Metal detector specialists combed the historic grounds looking for traces of President Madison's stable – and what they've found is impressive.
Chuck Smalley's years of experience metal detecting brought him to the Montpelier dig.
"I've been doing it for 42 years. I'm a treasure hunter, a gold prospector, and I've gotten into this through working with archaeologists,” said Smalley.
Smalley and other specialists from across the country helped archaeologists identify where James Madison's stable used to be.
"We have the entire area gridded out in 10-foot by 10-foot squares and we've ridded a 600-foot by 600-foot area out and we're sweeping all of those 10-foot squares,” said Matthew Reeves, director of archaeology.

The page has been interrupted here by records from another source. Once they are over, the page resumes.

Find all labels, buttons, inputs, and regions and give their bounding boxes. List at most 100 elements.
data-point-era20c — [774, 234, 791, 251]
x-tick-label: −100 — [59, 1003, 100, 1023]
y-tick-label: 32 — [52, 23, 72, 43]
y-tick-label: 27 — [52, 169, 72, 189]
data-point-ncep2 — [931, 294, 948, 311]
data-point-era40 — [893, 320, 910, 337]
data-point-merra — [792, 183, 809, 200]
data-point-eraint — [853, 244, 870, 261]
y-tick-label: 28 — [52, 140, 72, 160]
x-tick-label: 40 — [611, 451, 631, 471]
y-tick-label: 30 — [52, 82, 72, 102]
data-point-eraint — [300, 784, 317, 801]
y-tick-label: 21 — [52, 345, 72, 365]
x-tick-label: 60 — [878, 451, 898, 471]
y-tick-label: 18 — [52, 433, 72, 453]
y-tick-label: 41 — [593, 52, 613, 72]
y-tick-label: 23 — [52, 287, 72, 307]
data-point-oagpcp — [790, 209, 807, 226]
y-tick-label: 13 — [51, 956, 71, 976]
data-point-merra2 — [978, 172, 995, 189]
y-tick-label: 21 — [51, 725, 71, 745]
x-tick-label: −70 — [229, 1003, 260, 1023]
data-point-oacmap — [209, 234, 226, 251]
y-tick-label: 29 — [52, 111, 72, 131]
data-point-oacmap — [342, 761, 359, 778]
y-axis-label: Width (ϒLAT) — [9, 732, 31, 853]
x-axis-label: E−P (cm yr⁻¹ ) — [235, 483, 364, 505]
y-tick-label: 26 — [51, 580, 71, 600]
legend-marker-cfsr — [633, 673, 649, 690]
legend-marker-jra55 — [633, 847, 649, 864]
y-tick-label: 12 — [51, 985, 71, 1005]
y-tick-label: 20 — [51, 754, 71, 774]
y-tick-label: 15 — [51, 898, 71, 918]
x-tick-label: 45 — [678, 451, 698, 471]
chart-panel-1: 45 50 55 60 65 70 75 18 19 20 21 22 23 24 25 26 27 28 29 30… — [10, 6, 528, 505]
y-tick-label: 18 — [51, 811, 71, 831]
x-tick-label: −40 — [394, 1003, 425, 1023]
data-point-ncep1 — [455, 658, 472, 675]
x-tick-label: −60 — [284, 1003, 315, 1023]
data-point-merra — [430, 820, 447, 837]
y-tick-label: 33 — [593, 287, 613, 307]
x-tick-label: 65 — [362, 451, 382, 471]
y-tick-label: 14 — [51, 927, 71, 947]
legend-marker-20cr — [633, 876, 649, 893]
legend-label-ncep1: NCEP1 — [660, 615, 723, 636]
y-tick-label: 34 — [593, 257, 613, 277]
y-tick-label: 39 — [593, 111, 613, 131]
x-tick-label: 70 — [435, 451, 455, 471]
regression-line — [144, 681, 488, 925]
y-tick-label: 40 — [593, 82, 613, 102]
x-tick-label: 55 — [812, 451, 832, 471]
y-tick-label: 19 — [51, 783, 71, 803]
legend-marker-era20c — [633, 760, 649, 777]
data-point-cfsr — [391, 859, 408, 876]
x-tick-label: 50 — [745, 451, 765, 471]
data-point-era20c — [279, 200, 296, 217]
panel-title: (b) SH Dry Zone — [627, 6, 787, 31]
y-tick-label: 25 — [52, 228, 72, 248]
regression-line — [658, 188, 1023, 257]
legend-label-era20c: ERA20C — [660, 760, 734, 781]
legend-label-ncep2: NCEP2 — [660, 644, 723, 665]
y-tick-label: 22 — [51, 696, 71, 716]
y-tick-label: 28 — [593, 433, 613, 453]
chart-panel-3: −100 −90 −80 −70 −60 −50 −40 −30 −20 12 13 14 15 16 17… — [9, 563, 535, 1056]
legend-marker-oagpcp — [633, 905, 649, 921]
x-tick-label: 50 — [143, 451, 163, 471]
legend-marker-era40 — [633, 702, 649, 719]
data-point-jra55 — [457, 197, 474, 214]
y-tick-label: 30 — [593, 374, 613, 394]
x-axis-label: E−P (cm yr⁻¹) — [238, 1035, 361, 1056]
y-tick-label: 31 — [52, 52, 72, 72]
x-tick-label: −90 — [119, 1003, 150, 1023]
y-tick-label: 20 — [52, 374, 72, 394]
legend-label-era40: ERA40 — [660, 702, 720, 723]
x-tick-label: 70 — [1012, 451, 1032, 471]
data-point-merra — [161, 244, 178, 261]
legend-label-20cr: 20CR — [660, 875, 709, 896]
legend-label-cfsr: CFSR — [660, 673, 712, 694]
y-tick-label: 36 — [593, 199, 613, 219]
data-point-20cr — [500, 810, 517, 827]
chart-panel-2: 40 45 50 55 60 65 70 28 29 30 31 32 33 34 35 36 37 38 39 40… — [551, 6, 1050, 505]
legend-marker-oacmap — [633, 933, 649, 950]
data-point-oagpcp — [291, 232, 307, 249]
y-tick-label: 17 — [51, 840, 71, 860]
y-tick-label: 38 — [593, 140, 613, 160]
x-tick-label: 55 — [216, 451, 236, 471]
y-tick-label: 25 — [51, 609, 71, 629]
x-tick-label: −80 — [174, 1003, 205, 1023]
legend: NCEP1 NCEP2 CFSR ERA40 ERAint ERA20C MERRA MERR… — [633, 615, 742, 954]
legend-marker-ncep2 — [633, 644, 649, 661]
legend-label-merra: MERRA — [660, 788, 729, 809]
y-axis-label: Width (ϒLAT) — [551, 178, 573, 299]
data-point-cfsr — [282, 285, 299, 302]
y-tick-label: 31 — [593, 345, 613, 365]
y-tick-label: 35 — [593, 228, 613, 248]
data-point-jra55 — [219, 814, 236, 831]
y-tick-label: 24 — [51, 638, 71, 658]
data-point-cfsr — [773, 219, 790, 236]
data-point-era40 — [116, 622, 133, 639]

"We're trying to locate the deeper hits which are mostly iron around the stable area,” said Dennis Bjorklund, metal detector specialist.
Surveying teams measure the dimensions and the detector specialists take care of the rest, including meticulously marking each find.
"The green flags are historic nails that we've found, the red are horseshoe and horseshoe nails and then the blue are other artifacts,” said Reeves.
After seven days on the ground, the site is covered in the color-coded flags.
"We've got about 1,200 historic artifacts that we've recovered out there,” said Reeves.
Participants say the dig is a great way to merge their hobbies with history.
"When you first start out you're looking for coins and stuff and then all the sudden some things that may be historic start to pop up and you're looking at this thing and now we have an avenue to work with the archaeologists,” said Smalley.
The director says the next major excavation project will be in the late spring to find traces of old slave quarters.